Zacarias fez migué de choro. Enxugou o suor da testa, dando uns estalos nos dedos. Desses que os peões dão no alto das obras dos prédios quando estão agoniados de quentura na venta. Procurou uma dose de pinga pra arder na goela e ai combinaria com a pergunta tragicômica do camarada:

- É, é, é. Vamo deixar dessas perguntas Nestor. – Disse Zacarias enrolando a fala como esses gagos encabulados que cruzam de frente com uma galega bonita. Ficaram calados. As enxadadas pareciam machadadas violentas. Como se a terra tivesse culpa das desilusões do mundo. O sol ardia...

- Calma, calma, homem! Não chore! a terra não sangra. Roça devagar se não tu quebra o cabo da enxada. dá um abraço aqui. Quero sentir o teu cheiro de marcenaria molhada. Dá que vou deixa dessa prolongação de raiva. – Disse Nestor.

Os dois apertaram-se forte e demoradamente como se o gambá fizesse as pazes com a raposa e do nada começou chover forte na terra seca de inferno rachado de sertão provocando sorrisinhos nos cantos. Se a vida fosse literatura pura, brotaria uma flor de plástico bem no meio deles, e despencaria frutos aos montes, e os cães correriam destrambelhados adubando os campos alegres, e as moças pegariam a ventania vespertina de portas abertas.

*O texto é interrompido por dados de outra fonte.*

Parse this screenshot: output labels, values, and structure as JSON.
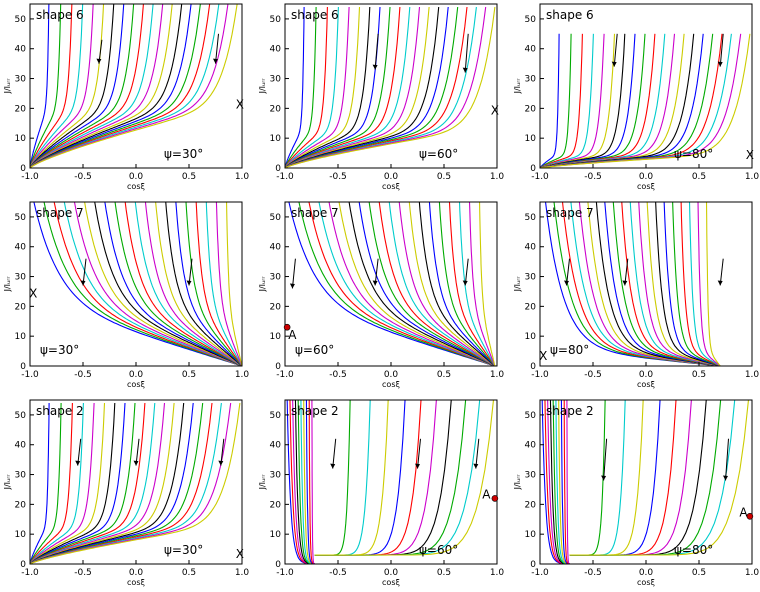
{
  "colors": [
    "#0000ff",
    "#00aa00",
    "#ff0000",
    "#00cccc",
    "#cc00cc",
    "#cccc00",
    "#000000"
  ],
  "chart_data": [
    {
      "type": "line",
      "panel": "shape6-psi30",
      "shape_label": "shape 6",
      "psi_label": "ψ=30°",
      "xlabel": "cosξ",
      "ylabel": "J/Iᵤᵣᵣ",
      "xlim": [
        -1,
        1
      ],
      "ylim": [
        0,
        55
      ],
      "x_ticks": [
        "-1.0",
        "-0.5",
        "0.0",
        "0.5",
        "1.0"
      ],
      "y_ticks": [
        "0",
        "10",
        "20",
        "30",
        "40",
        "50"
      ],
      "family": "fan_low",
      "base": [
        -1,
        0
      ],
      "n_curves": 20,
      "knee_y": 22,
      "markers": [
        {
          "text": "X",
          "x": 0.98,
          "y": 20
        }
      ],
      "arrows": [
        {
          "x": -0.35,
          "y1": 43,
          "y2": 35
        },
        {
          "x": 0.75,
          "y1": 45,
          "y2": 35
        }
      ]
    },
    {
      "type": "line",
      "panel": "shape6-psi60",
      "shape_label": "shape 6",
      "psi_label": "ψ=60°",
      "xlabel": "cosξ",
      "ylabel": "J/Iᵤᵣᵣ",
      "xlim": [
        -1,
        1
      ],
      "ylim": [
        0,
        55
      ],
      "x_ticks": [
        "-1.0",
        "-0.5",
        "0.0",
        "0.5",
        "1.0"
      ],
      "y_ticks": [
        "0",
        "10",
        "20",
        "30",
        "40",
        "50"
      ],
      "family": "fan_low",
      "base": [
        -1,
        0
      ],
      "n_curves": 20,
      "knee_y": 14,
      "markers": [
        {
          "text": "X",
          "x": 0.98,
          "y": 18
        }
      ],
      "arrows": [
        {
          "x": -0.15,
          "y1": 45,
          "y2": 33
        },
        {
          "x": 0.7,
          "y1": 45,
          "y2": 32
        }
      ]
    },
    {
      "type": "line",
      "panel": "shape6-psi80",
      "shape_label": "shape 6",
      "psi_label": "ψ=80°",
      "xlabel": "cosξ",
      "ylabel": "J/Iᵤᵣᵣ",
      "xlim": [
        -1,
        1
      ],
      "ylim": [
        0,
        55
      ],
      "x_ticks": [
        "-1.0",
        "-0.5",
        "0.0",
        "0.5",
        "1.0"
      ],
      "y_ticks": [
        "0",
        "10",
        "20",
        "30",
        "40",
        "50"
      ],
      "family": "fan_low",
      "base": [
        -1,
        0
      ],
      "n_curves": 20,
      "knee_y": 5,
      "markers": [
        {
          "text": "X",
          "x": 0.98,
          "y": 3
        }
      ],
      "arrows": [
        {
          "x": -0.3,
          "y1": 45,
          "y2": 34
        },
        {
          "x": 0.7,
          "y1": 45,
          "y2": 34
        }
      ]
    },
    {
      "type": "line",
      "panel": "shape7-psi30",
      "shape_label": "shape 7",
      "psi_label": "ψ=30°",
      "xlabel": "cosξ",
      "ylabel": "J/Iᵤᵣᵣ",
      "xlim": [
        -1,
        1
      ],
      "ylim": [
        0,
        55
      ],
      "x_ticks": [
        "-1.0",
        "-0.5",
        "0.0",
        "0.5",
        "1.0"
      ],
      "y_ticks": [
        "0",
        "10",
        "20",
        "30",
        "40",
        "50"
      ],
      "family": "fan_right",
      "base": [
        1,
        0
      ],
      "n_curves": 20,
      "markers": [
        {
          "text": "X",
          "x": -0.97,
          "y": 23
        }
      ],
      "arrows": [
        {
          "x": -0.5,
          "y1": 36,
          "y2": 27
        },
        {
          "x": 0.5,
          "y1": 36,
          "y2": 27
        }
      ]
    },
    {
      "type": "line",
      "panel": "shape7-psi60",
      "shape_label": "shape 7",
      "psi_label": "ψ=60°",
      "xlabel": "cosξ",
      "ylabel": "J/Iᵤᵣᵣ",
      "xlim": [
        -1,
        1
      ],
      "ylim": [
        0,
        55
      ],
      "x_ticks": [
        "-1.0",
        "-0.5",
        "0.0",
        "0.5",
        "1.0"
      ],
      "y_ticks": [
        "0",
        "10",
        "20",
        "30",
        "40",
        "50"
      ],
      "family": "fan_right",
      "base": [
        0.98,
        0
      ],
      "n_curves": 20,
      "markers": [
        {
          "text": "A",
          "x": -0.93,
          "y": 9,
          "point": [
            -0.98,
            13
          ]
        }
      ],
      "arrows": [
        {
          "x": -0.93,
          "y1": 36,
          "y2": 26
        },
        {
          "x": -0.15,
          "y1": 36,
          "y2": 27
        },
        {
          "x": 0.7,
          "y1": 36,
          "y2": 27
        }
      ]
    },
    {
      "type": "line",
      "panel": "shape7-psi80",
      "shape_label": "shape 7",
      "psi_label": "ψ=80°",
      "xlabel": "cosξ",
      "ylabel": "J/Iᵤᵣᵣ",
      "xlim": [
        -1,
        1
      ],
      "ylim": [
        0,
        55
      ],
      "x_ticks": [
        "-1.0",
        "-0.5",
        "0.0",
        "0.5",
        "1.0"
      ],
      "y_ticks": [
        "0",
        "10",
        "20",
        "30",
        "40",
        "50"
      ],
      "family": "fan_right",
      "base": [
        0.7,
        0
      ],
      "n_curves": 20,
      "markers": [
        {
          "text": "X",
          "x": -0.97,
          "y": 2
        }
      ],
      "arrows": [
        {
          "x": -0.75,
          "y1": 36,
          "y2": 27
        },
        {
          "x": -0.2,
          "y1": 36,
          "y2": 27
        },
        {
          "x": 0.7,
          "y1": 36,
          "y2": 27
        }
      ]
    },
    {
      "type": "line",
      "panel": "shape2-psi30",
      "shape_label": "shape 2",
      "psi_label": "ψ=30°",
      "xlabel": "cosξ",
      "ylabel": "J/Iᵤᵣᵣ",
      "xlim": [
        -1,
        1
      ],
      "ylim": [
        0,
        55
      ],
      "x_ticks": [
        "-1.0",
        "-0.5",
        "0.0",
        "0.5",
        "1.0"
      ],
      "y_ticks": [
        "0",
        "10",
        "20",
        "30",
        "40",
        "50"
      ],
      "family": "fan_low",
      "base": [
        -1,
        0
      ],
      "n_curves": 20,
      "knee_y": 14,
      "markers": [
        {
          "text": "X",
          "x": 0.98,
          "y": 2
        }
      ],
      "arrows": [
        {
          "x": -0.55,
          "y1": 42,
          "y2": 33
        },
        {
          "x": 0.0,
          "y1": 42,
          "y2": 33
        },
        {
          "x": 0.8,
          "y1": 42,
          "y2": 33
        }
      ]
    },
    {
      "type": "line",
      "panel": "shape2-psi60",
      "shape_label": "shape 2",
      "psi_label": "ψ=60°",
      "xlabel": "cosξ",
      "ylabel": "J/Iᵤᵣᵣ",
      "xlim": [
        -1,
        1
      ],
      "ylim": [
        0,
        55
      ],
      "x_ticks": [
        "-1.0",
        "-0.5",
        "0.0",
        "0.5",
        "1.0"
      ],
      "y_ticks": [
        "0",
        "10",
        "20",
        "30",
        "40",
        "50"
      ],
      "family": "valley",
      "base": [
        -0.72,
        0
      ],
      "n_curves": 20,
      "markers": [
        {
          "text": "A",
          "x": 0.9,
          "y": 22,
          "point": [
            0.98,
            22
          ]
        }
      ],
      "arrows": [
        {
          "x": -0.55,
          "y1": 42,
          "y2": 32
        },
        {
          "x": 0.25,
          "y1": 42,
          "y2": 32
        },
        {
          "x": 0.8,
          "y1": 42,
          "y2": 32
        }
      ]
    },
    {
      "type": "line",
      "panel": "shape2-psi80",
      "shape_label": "shape 2",
      "psi_label": "ψ=80°",
      "xlabel": "cosξ",
      "ylabel": "J/Iᵤᵣᵣ",
      "xlim": [
        -1,
        1
      ],
      "ylim": [
        0,
        55
      ],
      "x_ticks": [
        "-1.0",
        "-0.5",
        "0.0",
        "0.5",
        "1.0"
      ],
      "y_ticks": [
        "0",
        "10",
        "20",
        "30",
        "40",
        "50"
      ],
      "family": "valley",
      "base": [
        -0.72,
        0
      ],
      "n_curves": 20,
      "markers": [
        {
          "text": "A",
          "x": 0.92,
          "y": 16,
          "point": [
            0.98,
            16
          ]
        }
      ],
      "arrows": [
        {
          "x": -0.4,
          "y1": 42,
          "y2": 28
        },
        {
          "x": 0.75,
          "y1": 42,
          "y2": 28
        }
      ]
    }
  ]
}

- Sabe, Nestor o dia que mais chorei na vida foi o dia que li o bilhete da Carminha. Num papel de pão amarrotado, ela disse que estava engordando como uma porca prenha, mas na verdade era uma menina que viria chorar o mundo.

Nestor puxou do bolso uma caixinha de fósforos úmida tentando dedilhar um samba antigo:

- Hoje tá arre de bom pra beber. Sabe que toda taberna que vejo me lembra Noel rosa?
- É. E todo passo bêbado me lembra Cartola. Os dois caminharam e olharam pro sol.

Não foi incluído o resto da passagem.